Nothing Says “Follow Your Heart” Like A Degree in Business
Blunt Object points to, and Tod and Jason comment on, Alex Tabarrok’s post with regard to new college graduates choosing fluffy liberal arts majors rather than tough STEM majors. The problem is that his graphs are grossly misleading. Whether he was choosing the majors he did to illustrate a point or he was cherry-picking data to make it seem like everybody and their brother is getting a worthless degree, I do not know. But when he asks “If students aren’t studying science, technology, engineering and math, what are they studying?” he is being obtuse when he suggests it’s visual arts rather than the overwhelmingly obvious answer: business. He leaves it out entirely, leaving one with the impression that the data he points to is representative of something more than it is. Here is a crude pie chart of the study areas he’s showing divided by “good” majors (blue) and “bad” majors (purple):
A less selective data set would be to look at the top ten areas of study overall. As it happens, I recently read an article on business colleges that listed just that. Below is a crude pie chart with a huge beige slice. The beige slice represents degrees in business, health professions, and education.

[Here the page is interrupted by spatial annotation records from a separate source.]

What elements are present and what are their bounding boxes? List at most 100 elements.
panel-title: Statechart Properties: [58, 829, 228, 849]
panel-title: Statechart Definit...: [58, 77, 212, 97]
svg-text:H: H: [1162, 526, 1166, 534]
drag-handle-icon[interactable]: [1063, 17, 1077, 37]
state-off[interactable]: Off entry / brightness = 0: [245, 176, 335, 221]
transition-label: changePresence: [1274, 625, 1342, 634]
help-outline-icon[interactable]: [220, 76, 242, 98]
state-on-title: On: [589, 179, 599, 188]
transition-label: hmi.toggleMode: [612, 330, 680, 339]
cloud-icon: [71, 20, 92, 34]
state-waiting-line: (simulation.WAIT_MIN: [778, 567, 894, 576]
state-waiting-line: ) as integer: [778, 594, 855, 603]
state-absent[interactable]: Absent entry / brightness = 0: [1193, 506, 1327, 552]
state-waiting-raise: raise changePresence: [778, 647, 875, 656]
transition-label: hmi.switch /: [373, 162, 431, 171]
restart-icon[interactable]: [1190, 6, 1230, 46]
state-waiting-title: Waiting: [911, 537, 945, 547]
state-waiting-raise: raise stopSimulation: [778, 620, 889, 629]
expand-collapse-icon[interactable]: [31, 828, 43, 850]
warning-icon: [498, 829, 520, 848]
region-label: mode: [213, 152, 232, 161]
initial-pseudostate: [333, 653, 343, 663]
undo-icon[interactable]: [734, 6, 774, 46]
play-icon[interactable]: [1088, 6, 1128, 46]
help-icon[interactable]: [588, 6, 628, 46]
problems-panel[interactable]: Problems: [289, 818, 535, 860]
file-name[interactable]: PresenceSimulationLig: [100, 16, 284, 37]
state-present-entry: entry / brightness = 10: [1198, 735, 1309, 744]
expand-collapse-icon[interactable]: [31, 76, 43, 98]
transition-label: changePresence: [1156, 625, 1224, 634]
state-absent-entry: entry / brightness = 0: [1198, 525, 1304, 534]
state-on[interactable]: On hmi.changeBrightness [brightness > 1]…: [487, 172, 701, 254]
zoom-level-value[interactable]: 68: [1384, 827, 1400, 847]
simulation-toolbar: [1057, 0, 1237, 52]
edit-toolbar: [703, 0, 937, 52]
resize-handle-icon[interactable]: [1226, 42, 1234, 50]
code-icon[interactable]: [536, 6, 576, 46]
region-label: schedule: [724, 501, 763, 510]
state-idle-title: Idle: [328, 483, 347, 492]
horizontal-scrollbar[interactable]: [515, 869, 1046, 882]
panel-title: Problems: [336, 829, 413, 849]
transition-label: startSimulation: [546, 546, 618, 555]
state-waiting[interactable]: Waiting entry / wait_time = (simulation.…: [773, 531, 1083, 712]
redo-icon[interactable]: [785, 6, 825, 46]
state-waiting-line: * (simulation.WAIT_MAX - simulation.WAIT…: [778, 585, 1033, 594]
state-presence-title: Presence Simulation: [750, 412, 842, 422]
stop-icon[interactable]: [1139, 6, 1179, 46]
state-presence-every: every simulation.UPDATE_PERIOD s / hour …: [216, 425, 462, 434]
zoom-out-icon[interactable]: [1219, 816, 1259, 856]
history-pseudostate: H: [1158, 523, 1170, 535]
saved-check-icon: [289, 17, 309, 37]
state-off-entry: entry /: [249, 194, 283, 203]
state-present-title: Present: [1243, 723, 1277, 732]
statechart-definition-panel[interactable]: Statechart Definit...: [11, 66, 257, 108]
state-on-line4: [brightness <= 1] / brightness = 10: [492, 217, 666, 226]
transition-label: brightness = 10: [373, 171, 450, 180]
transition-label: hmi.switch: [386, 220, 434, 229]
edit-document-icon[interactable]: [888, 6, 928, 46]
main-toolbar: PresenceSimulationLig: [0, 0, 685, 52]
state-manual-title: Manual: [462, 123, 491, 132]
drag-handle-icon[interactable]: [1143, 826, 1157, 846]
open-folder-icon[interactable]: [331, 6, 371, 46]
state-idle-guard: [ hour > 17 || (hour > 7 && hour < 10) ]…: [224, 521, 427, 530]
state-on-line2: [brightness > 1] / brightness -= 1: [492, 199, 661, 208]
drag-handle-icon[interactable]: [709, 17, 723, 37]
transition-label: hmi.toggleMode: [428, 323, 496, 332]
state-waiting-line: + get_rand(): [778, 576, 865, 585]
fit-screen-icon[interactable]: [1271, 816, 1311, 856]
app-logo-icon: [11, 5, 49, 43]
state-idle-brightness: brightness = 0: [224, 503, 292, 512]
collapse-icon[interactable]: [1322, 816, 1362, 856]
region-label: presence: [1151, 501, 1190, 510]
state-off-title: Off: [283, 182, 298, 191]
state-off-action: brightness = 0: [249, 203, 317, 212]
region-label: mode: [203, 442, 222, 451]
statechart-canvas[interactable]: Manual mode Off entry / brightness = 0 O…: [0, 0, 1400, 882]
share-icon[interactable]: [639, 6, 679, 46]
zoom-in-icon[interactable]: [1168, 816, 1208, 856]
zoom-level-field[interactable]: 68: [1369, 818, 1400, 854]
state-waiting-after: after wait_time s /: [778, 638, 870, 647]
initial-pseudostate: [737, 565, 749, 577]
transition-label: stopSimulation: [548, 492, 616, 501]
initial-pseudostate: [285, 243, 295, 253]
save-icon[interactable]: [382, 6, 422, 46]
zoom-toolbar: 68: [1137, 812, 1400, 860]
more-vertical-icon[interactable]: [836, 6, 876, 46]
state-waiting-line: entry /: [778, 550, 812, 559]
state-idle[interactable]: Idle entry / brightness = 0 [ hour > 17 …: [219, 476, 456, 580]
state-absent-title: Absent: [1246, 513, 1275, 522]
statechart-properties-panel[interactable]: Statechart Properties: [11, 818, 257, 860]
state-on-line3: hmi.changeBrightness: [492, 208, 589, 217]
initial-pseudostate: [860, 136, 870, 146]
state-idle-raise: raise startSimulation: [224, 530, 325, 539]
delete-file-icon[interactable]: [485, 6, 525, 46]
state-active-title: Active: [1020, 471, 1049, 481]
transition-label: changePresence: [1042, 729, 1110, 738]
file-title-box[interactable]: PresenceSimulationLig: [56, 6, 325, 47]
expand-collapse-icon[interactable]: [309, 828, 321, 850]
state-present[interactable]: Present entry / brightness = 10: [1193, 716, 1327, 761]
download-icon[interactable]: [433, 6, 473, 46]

I would personally consider these to be “good” degrees in that they are either likely to be required (health, education) or they are sold on the basis of economic benefit (business) rather than frivolity. It really changes the perspective, to me. People don’t major in business for the fun of it. Maybe they should major in something else, but that’s different than what Tabarrok is suggesting.

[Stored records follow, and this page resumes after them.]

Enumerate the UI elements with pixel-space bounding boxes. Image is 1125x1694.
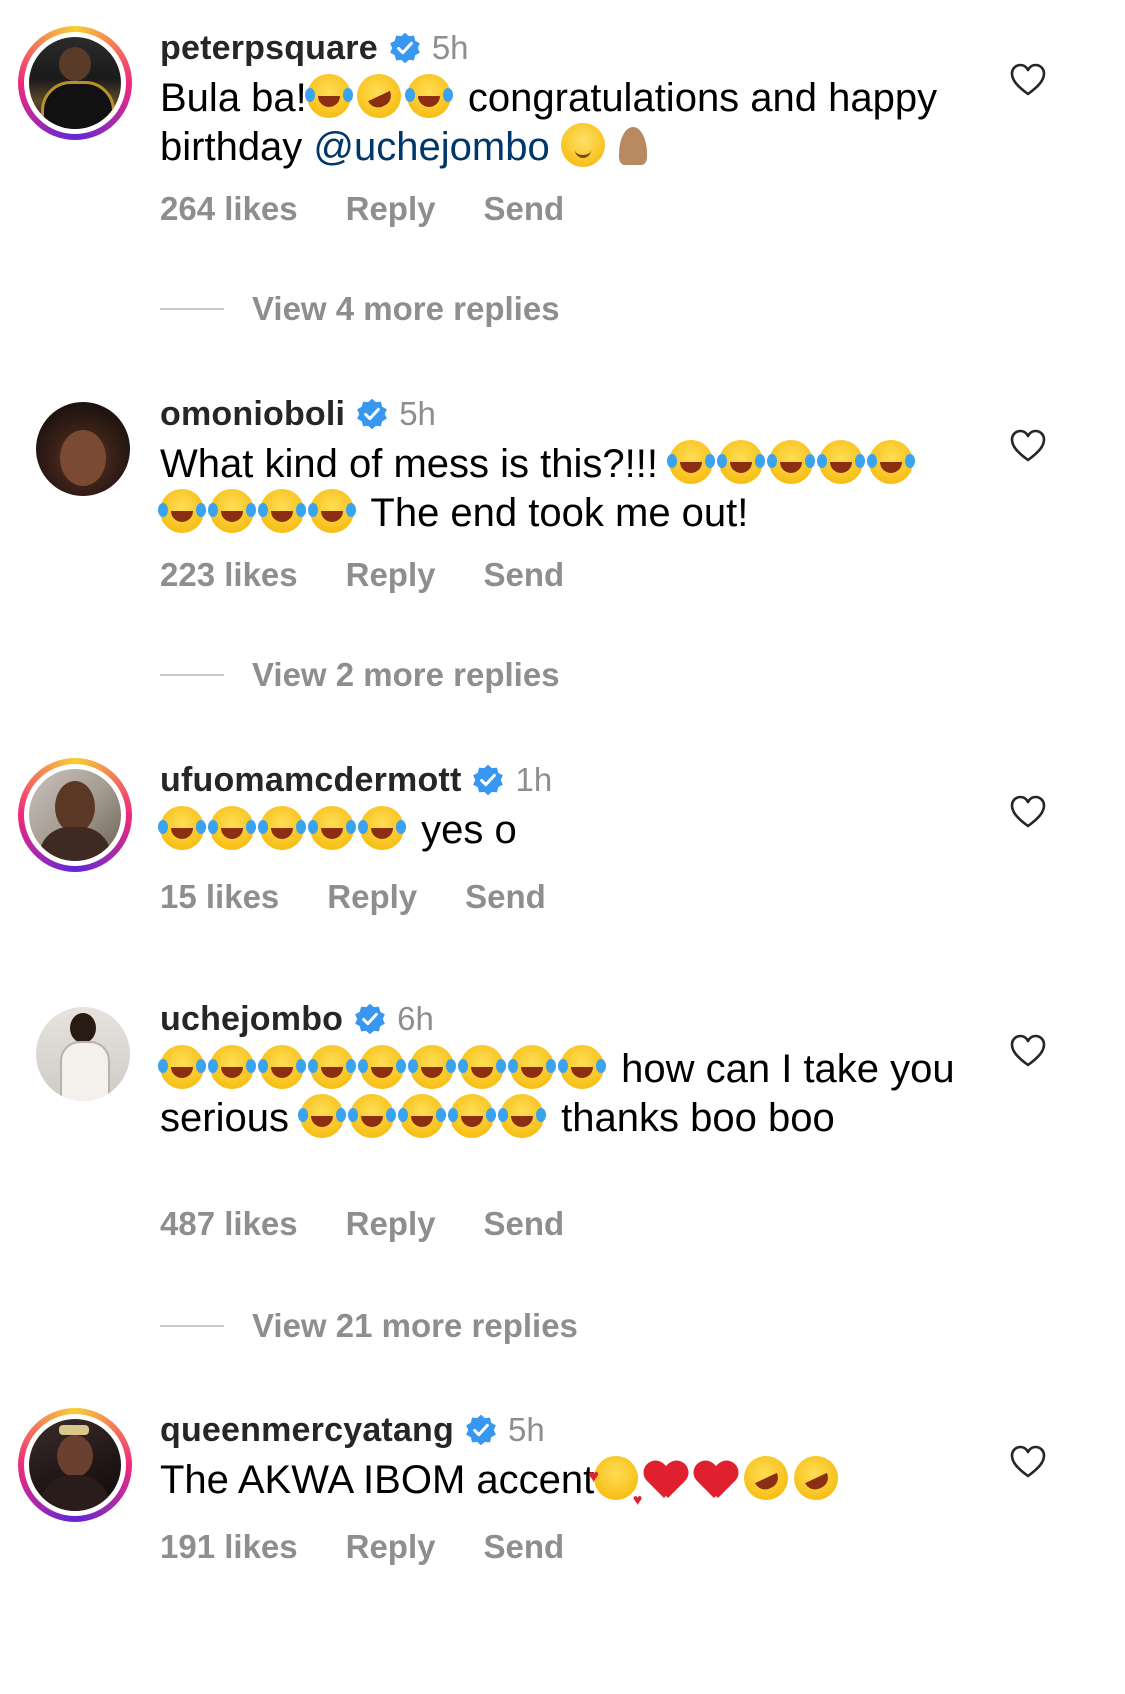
avatar[interactable] bbox=[18, 997, 132, 1111]
view-replies-button[interactable]: View 2 more replies bbox=[160, 656, 560, 694]
view-replies-button[interactable]: View 4 more replies bbox=[160, 290, 560, 328]
timestamp: 5h bbox=[508, 1411, 545, 1448]
avatar[interactable] bbox=[18, 392, 132, 506]
joy-emoji-icon bbox=[208, 806, 256, 850]
joy-emoji-icon bbox=[458, 1045, 506, 1089]
red-heart-emoji-icon bbox=[644, 1456, 688, 1500]
rofl-emoji-icon bbox=[737, 1448, 796, 1508]
joy-emoji-icon bbox=[308, 1045, 356, 1089]
joy-emoji-icon bbox=[208, 1045, 256, 1089]
reply-button[interactable]: Reply bbox=[346, 1528, 436, 1566]
send-button[interactable]: Send bbox=[484, 556, 565, 594]
avatar[interactable] bbox=[18, 758, 132, 872]
joy-emoji-icon bbox=[717, 440, 766, 484]
joy-emoji-icon bbox=[158, 489, 206, 533]
joy-emoji-icon bbox=[404, 74, 453, 118]
timestamp: 5h bbox=[431, 29, 469, 66]
smiling-blush-emoji-icon bbox=[560, 123, 605, 167]
likes-count[interactable]: 487 likes bbox=[160, 1205, 298, 1243]
joy-emoji-icon bbox=[408, 1045, 456, 1089]
joy-emoji-icon bbox=[304, 74, 353, 118]
username[interactable]: uchejombo bbox=[160, 1000, 343, 1039]
send-button[interactable]: Send bbox=[465, 878, 546, 916]
like-heart-icon[interactable] bbox=[1008, 60, 1048, 100]
username[interactable]: omonioboli bbox=[160, 395, 345, 434]
reply-button[interactable]: Reply bbox=[346, 1205, 436, 1243]
mention-link[interactable]: @uchejombo bbox=[313, 125, 549, 169]
username[interactable]: peterpsquare bbox=[160, 29, 378, 68]
pray-emoji-icon bbox=[611, 123, 655, 167]
joy-emoji-icon bbox=[308, 489, 356, 533]
like-heart-icon[interactable] bbox=[1008, 792, 1048, 832]
joy-emoji-icon bbox=[158, 1045, 206, 1089]
username[interactable]: ufuomamcdermott bbox=[160, 761, 461, 800]
likes-count[interactable]: 191 likes bbox=[160, 1528, 298, 1566]
comment-text: how can I take you serious thanks boo bo… bbox=[158, 1045, 955, 1140]
reply-button[interactable]: Reply bbox=[346, 556, 436, 594]
joy-emoji-icon bbox=[158, 806, 206, 850]
send-button[interactable]: Send bbox=[484, 1528, 565, 1566]
reply-button[interactable]: Reply bbox=[346, 190, 436, 228]
comment-text: What kind of mess is this?!!! The end to… bbox=[158, 440, 960, 538]
likes-count[interactable]: 15 likes bbox=[160, 878, 279, 916]
view-replies-label: View 21 more replies bbox=[252, 1307, 578, 1344]
rofl-emoji-icon bbox=[349, 66, 409, 126]
joy-emoji-icon bbox=[258, 806, 306, 850]
avatar[interactable] bbox=[18, 26, 132, 140]
comment-text: yes o bbox=[158, 806, 960, 855]
joy-emoji-icon bbox=[508, 1045, 556, 1089]
username[interactable]: queenmercyatang bbox=[160, 1411, 454, 1450]
red-heart-emoji-icon bbox=[694, 1456, 738, 1500]
view-replies-button[interactable]: View 21 more replies bbox=[160, 1307, 578, 1345]
like-heart-icon[interactable] bbox=[1008, 1031, 1048, 1071]
joy-emoji-icon bbox=[348, 1094, 397, 1138]
joy-emoji-icon bbox=[867, 440, 916, 484]
timestamp: 1h bbox=[515, 761, 553, 798]
likes-count[interactable]: 223 likes bbox=[160, 556, 298, 594]
joy-emoji-icon bbox=[817, 440, 866, 484]
verified-badge-icon bbox=[471, 763, 505, 797]
timestamp: 6h bbox=[397, 1000, 434, 1037]
joy-emoji-icon bbox=[308, 806, 356, 850]
divider-line bbox=[160, 1325, 224, 1327]
smiling-face-with-hearts-emoji-icon bbox=[588, 1452, 642, 1525]
divider-line bbox=[160, 308, 224, 310]
divider-line bbox=[160, 674, 224, 676]
timestamp: 5h bbox=[399, 395, 436, 432]
avatar[interactable] bbox=[18, 1408, 132, 1522]
joy-emoji-icon bbox=[398, 1094, 447, 1138]
likes-count[interactable]: 264 likes bbox=[160, 190, 298, 228]
verified-badge-icon bbox=[388, 31, 422, 65]
verified-badge-icon bbox=[353, 1002, 387, 1036]
like-heart-icon[interactable] bbox=[1008, 1442, 1048, 1482]
joy-emoji-icon bbox=[767, 440, 816, 484]
like-heart-icon[interactable] bbox=[1008, 426, 1048, 466]
reply-button[interactable]: Reply bbox=[327, 878, 417, 916]
send-button[interactable]: Send bbox=[484, 1205, 565, 1243]
send-button[interactable]: Send bbox=[484, 190, 565, 228]
joy-emoji-icon bbox=[667, 440, 716, 484]
verified-badge-icon bbox=[355, 397, 389, 431]
comment-text: The AKWA IBOM accent bbox=[160, 1448, 960, 1525]
view-replies-label: View 4 more replies bbox=[252, 290, 560, 327]
joy-emoji-icon bbox=[258, 1045, 306, 1089]
joy-emoji-icon bbox=[498, 1094, 547, 1138]
view-replies-label: View 2 more replies bbox=[252, 656, 560, 693]
verified-badge-icon bbox=[464, 1413, 498, 1447]
comment-text: Bula ba! congratulations and happy birth… bbox=[160, 66, 960, 172]
rofl-emoji-icon bbox=[787, 1448, 846, 1508]
joy-emoji-icon bbox=[558, 1045, 606, 1089]
joy-emoji-icon bbox=[208, 489, 256, 533]
joy-emoji-icon bbox=[448, 1094, 497, 1138]
joy-emoji-icon bbox=[358, 806, 406, 850]
joy-emoji-icon bbox=[358, 1045, 406, 1089]
joy-emoji-icon bbox=[258, 489, 306, 533]
joy-emoji-icon bbox=[298, 1094, 347, 1138]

Business is not only #1, but it’s twice as large as #2 (History and Social Sciences, which I took the liberty in putting in the “bad majors” category).
This isn’t to say that the tidbit about visual and performing arts and its astonishing growth isn’t interesting, but it’s not necessarily indicative of the shift.
Now, the one thing I cannot find is data on whether business majors have expanded the way that visual and performing arts majors have. I’d welcome the data if someone else wants to track it down, but I would be willing to bet it has. As more and more people cite economic advancement as their reason for getting a degree, “business” comes to mind. It’s also the case that business, as the Chronicle of Higher Ed degree points out, is a profit center for universities and often requires less work on the part of the student.
A little anecdata to tie some of these things together. My college roommate started off as a physics major. He ended up as a business major. In fact, most of the people I knew in college who started with a hard science major ended up doing something else. Because… well… some people aren’t made to be STEM majors! Not because they are lazy (though sometimes student-life balance inadvertently plays a role), but because there are some things that are difficult enough that if you don’t love it, you won’t make it. I got by on an industrial technology degree that was part business and part tech on the strength of the former and stellar grades in my liberal arts classes.